Den beteiligten Grossbanken ging es also darum, das Kreditengagement für einen wackligen Bauträger umzuwandeln in viele kleine Kreditengagements von rechtschaffenen Bürgern, die bereits ein gewisses Vermögen gebildet hatten, über ein in hohem Masse pfändbares Einkommen verfügten und zudem häufig in einer sozialen Stellung waren, in der z.B. eine Lohnpfändung zum Verlust der beruflichen Position führen könnte. Unterlegt wurde das ganze mit einem wasserdichten Geflecht von Verträgen, in dem die Käufer gefangen waren, wenn sie beim Notar dem Treuhänder die Vollmacht erteilt hatten.
Welche Gründe mögen den BGH bewogen haben, diese wenig verbraucherfreundlichen Urteile zu fällen ? Zunächst einmal ist es nach meiner Überzeugung die schiere Zahl der Verfahren, die nach einem verbraucherfreundlichen Urteil auf den BGH zurollen würden. Hunderttausende von Geschädigten würden einen Prozess gegen die finanzierende Bank anstrengen und damit grosse Teile der Justiz lahmlegen. Zum anderen gibt es volkswirtschaftliche Gründe, die gegen ein solches Urteil sprechen. Der unangefochtene Marktführer im Bereich der Finanzierung von Schrottimmobilien, die HypoVereinsbank AG, müsste nach einem für die Geschädigten positiven Urteil unter Umständen in kürzester Zeit Insolvenz anmelden. Dazu wollte der BGH in der ohnehin kriselnden Wirtschaftslage nicht auch noch beitragen. Zuzugeben ist aber, dass im Einzelfall die Abwägung, wann es sich um eine echte Schrottimmobilie handelt und wann nicht, schwierig sein kann.
Falls aussergerichtliche Verhandlungen nicht zum Erfolg führen, hat der Gesetzgeber seit 1999 ein Instrument zur Verfügung gestellt, welches im Einzelfall eine zeitliche Haftungsbegrenzung für die noch vorhandene Überschuldung erlaubt, nämlich das Verbraucherinsolvenzverfahren.

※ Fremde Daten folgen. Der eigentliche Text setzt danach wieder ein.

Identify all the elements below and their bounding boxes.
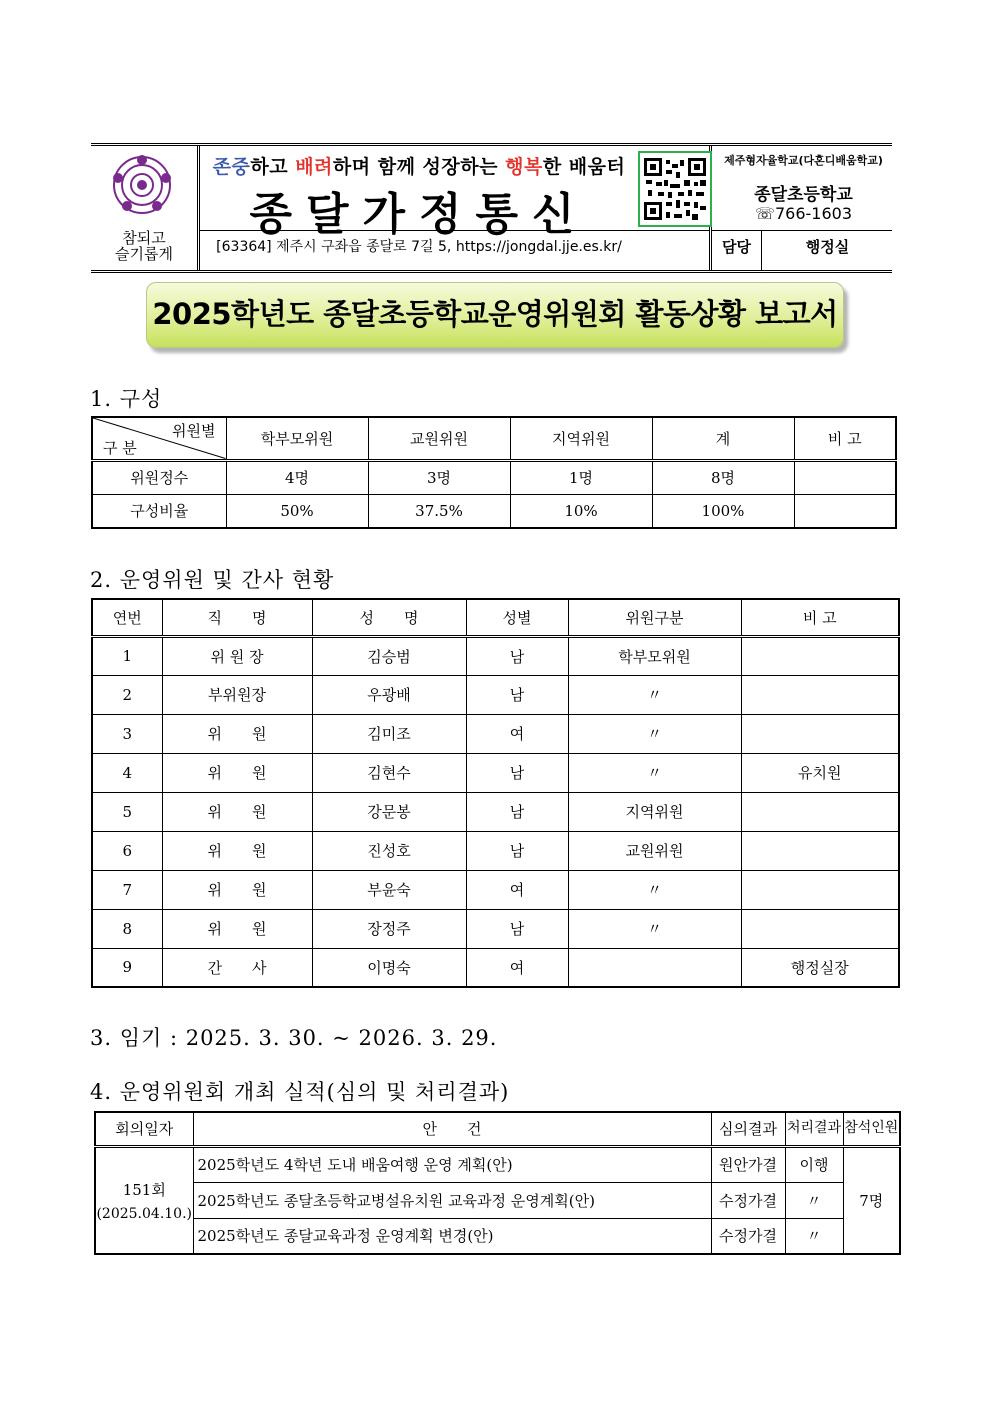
attendance: 7명 <box>843 1146 900 1254</box>
row-number: 2 <box>92 675 162 714</box>
member-note: 행정실장 <box>741 948 899 987</box>
member-position: 부위원장 <box>162 675 312 714</box>
row-number: 4 <box>92 753 162 792</box>
school-phone: ☏766-1603 <box>754 204 853 223</box>
table-row <box>92 636 899 675</box>
member-position: 위 원 <box>162 714 312 753</box>
member-name: 김승범 <box>312 636 466 675</box>
member-position: 간 사 <box>162 948 312 987</box>
member-category: 교원위원 <box>568 831 741 870</box>
slogan: 존중하고 배려하며 함께 성장하는 행복한 배움터 <box>212 156 626 178</box>
member-gender: 남 <box>466 636 568 675</box>
diagonal-header-cell <box>92 417 226 460</box>
diag-top-label: 위원별 <box>172 422 216 440</box>
col-header: 위원구분 <box>568 599 741 636</box>
member-note <box>741 831 899 870</box>
section-2-heading: 2. 운영위원 및 간사 현황 <box>90 568 335 592</box>
member-gender: 여 <box>466 714 568 753</box>
section-1-heading: 1. 구성 <box>90 387 163 411</box>
motto-line1: 참되고 <box>122 229 166 247</box>
member-position: 위 원 장 <box>162 636 312 675</box>
review-result: 수정가결 <box>711 1182 785 1218</box>
col-header: 처리결과 <box>785 1112 843 1146</box>
composition-table <box>91 416 897 529</box>
motto-line2: 슬기롭게 <box>115 245 173 263</box>
row-number: 8 <box>92 909 162 948</box>
col-header: 성별 <box>466 599 568 636</box>
members-table <box>91 598 900 988</box>
col-header: 회의일자 <box>95 1112 193 1146</box>
table-row <box>92 675 899 714</box>
school-name: 종달초등학교 <box>754 185 853 205</box>
table-row <box>92 494 896 528</box>
table-cell: 100% <box>652 494 794 528</box>
row-label: 위원정수 <box>92 460 226 494</box>
table-cell: 4명 <box>226 460 368 494</box>
row-number: 3 <box>92 714 162 753</box>
row-number: 9 <box>92 948 162 987</box>
table-cell: 10% <box>510 494 652 528</box>
table-row <box>92 753 899 792</box>
member-category: 〃 <box>568 714 741 753</box>
review-result: 수정가결 <box>711 1218 785 1254</box>
agenda-item: 2025학년도 4학년 도내 배움여행 운영 계획(안) <box>193 1146 711 1182</box>
school-emblem-icon <box>111 154 173 216</box>
member-category: 〃 <box>568 909 741 948</box>
member-position: 위 원 <box>162 792 312 831</box>
table-row <box>92 948 899 987</box>
table-row <box>92 831 899 870</box>
table-cell: 3명 <box>368 460 510 494</box>
member-category: 〃 <box>568 870 741 909</box>
member-name: 장정주 <box>312 909 466 948</box>
meeting-session: 151회 <box>122 1180 166 1199</box>
table-row <box>95 1182 900 1218</box>
member-note: 유치원 <box>741 753 899 792</box>
member-category: 지역위원 <box>568 792 741 831</box>
school-address: [63364] 제주시 구좌읍 종달로 7길 5, https://jongdal.jje.es.kr/ <box>216 239 622 255</box>
row-number: 1 <box>92 636 162 675</box>
member-name: 강문봉 <box>312 792 466 831</box>
meeting-date: (2025.04.10.) <box>96 1205 193 1222</box>
process-result: 이행 <box>785 1146 843 1182</box>
table-cell: 37.5% <box>368 494 510 528</box>
member-gender: 남 <box>466 909 568 948</box>
member-name: 김현수 <box>312 753 466 792</box>
col-header: 참석인원 <box>843 1112 900 1146</box>
member-category: 〃 <box>568 675 741 714</box>
section-3-heading: 3. 임기 : 2025. 3. 30. ~ 2026. 3. 29. <box>90 1026 498 1050</box>
member-note <box>741 909 899 948</box>
table-row <box>92 870 899 909</box>
member-gender: 남 <box>466 792 568 831</box>
col-header: 심의결과 <box>711 1112 785 1146</box>
row-label: 구성비율 <box>92 494 226 528</box>
col-header: 비 고 <box>794 417 896 460</box>
report-title: 2025학년도 종달초등학교운영위원회 활동상황 보고서 <box>146 282 844 348</box>
newsletter-title: 종달가정통신 <box>249 189 589 240</box>
col-header: 직 명 <box>162 599 312 636</box>
col-header: 비 고 <box>741 599 899 636</box>
member-name: 부윤숙 <box>312 870 466 909</box>
member-gender: 남 <box>466 831 568 870</box>
member-gender: 여 <box>466 948 568 987</box>
diag-bottom-label: 구 분 <box>103 438 137 457</box>
table-row <box>92 792 899 831</box>
member-note <box>741 636 899 675</box>
member-gender: 남 <box>466 675 568 714</box>
member-category: 학부모위원 <box>568 636 741 675</box>
process-result: 〃 <box>785 1218 843 1254</box>
review-result: 원안가결 <box>711 1146 785 1182</box>
table-row <box>95 1146 900 1182</box>
section-4-heading: 4. 운영위원회 개최 실적(심의 및 처리결과) <box>90 1080 510 1104</box>
row-number: 7 <box>92 870 162 909</box>
charge-value: 행정실 <box>805 238 850 256</box>
member-position: 위 원 <box>162 870 312 909</box>
member-name: 우광배 <box>312 675 466 714</box>
col-header: 학부모위원 <box>226 417 368 460</box>
col-header: 지역위원 <box>510 417 652 460</box>
member-note <box>741 792 899 831</box>
member-position: 위 원 <box>162 753 312 792</box>
table-row <box>92 909 899 948</box>
col-header: 성 명 <box>312 599 466 636</box>
member-gender: 여 <box>466 870 568 909</box>
table-cell <box>794 460 896 494</box>
meetings-table <box>94 1111 901 1255</box>
member-note <box>741 870 899 909</box>
table-row <box>95 1218 900 1254</box>
col-header: 교원위원 <box>368 417 510 460</box>
col-header: 연번 <box>92 599 162 636</box>
table-cell: 8명 <box>652 460 794 494</box>
member-position: 위 원 <box>162 909 312 948</box>
charge-label: 담당 <box>722 238 751 256</box>
agenda-item: 2025학년도 종달초등학교병설유치원 교육과정 운영계획(안) <box>193 1182 711 1218</box>
col-header: 안 건 <box>193 1112 711 1146</box>
qr-code-icon[interactable] <box>638 151 712 227</box>
table-cell: 1명 <box>510 460 652 494</box>
member-name: 김미조 <box>312 714 466 753</box>
table-row <box>92 460 896 494</box>
member-category <box>568 948 741 987</box>
member-note <box>741 714 899 753</box>
member-name: 진성호 <box>312 831 466 870</box>
member-gender: 남 <box>466 753 568 792</box>
row-number: 6 <box>92 831 162 870</box>
member-category: 〃 <box>568 753 741 792</box>
school-type: 제주형자율학교(다혼디배움학교) <box>724 154 883 167</box>
table-cell <box>794 494 896 528</box>
member-name: 이명숙 <box>312 948 466 987</box>
member-note <box>741 675 899 714</box>
meeting-date-cell <box>95 1146 193 1254</box>
process-result: 〃 <box>785 1182 843 1218</box>
table-row <box>92 714 899 753</box>
member-position: 위 원 <box>162 831 312 870</box>
col-header: 계 <box>652 417 794 460</box>
agenda-item: 2025학년도 종달교육과정 운영계획 변경(안) <box>193 1218 711 1254</box>
table-cell: 50% <box>226 494 368 528</box>
row-number: 5 <box>92 792 162 831</box>
newsletter-header <box>91 143 892 273</box>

Darauf hat auch der BGH ausdrücklich in einigen Urteilen zu Bürgschaften hingewiesen. Konsequenz dieses Verfahrens ist allerdings die Verwertung des gesamten pfändbaren Vermögens, insbesondere von Lebensversicherungen und privaten Rentenversicherungen. Eine Ausnahme gilt hier nur für Riester-Rentenverträge im Rahmen der förderfähigen Höchstbeträge, die derzeit noch relativ gering sind. Dazu kommt die Erwerbsobliegenheit in der Wohlverhaltensperiode und die Abführung des pfändbaren Teiles des Einkommens an den Treuhänder für die Dauer von 6 Jahren. Es ist allerdings zu beachten, dass die Eröffnung eines Insolvenzverfahrens in höheren beruflichen Positionen durchaus zu Problemen am Arbeitsplatz führen kann.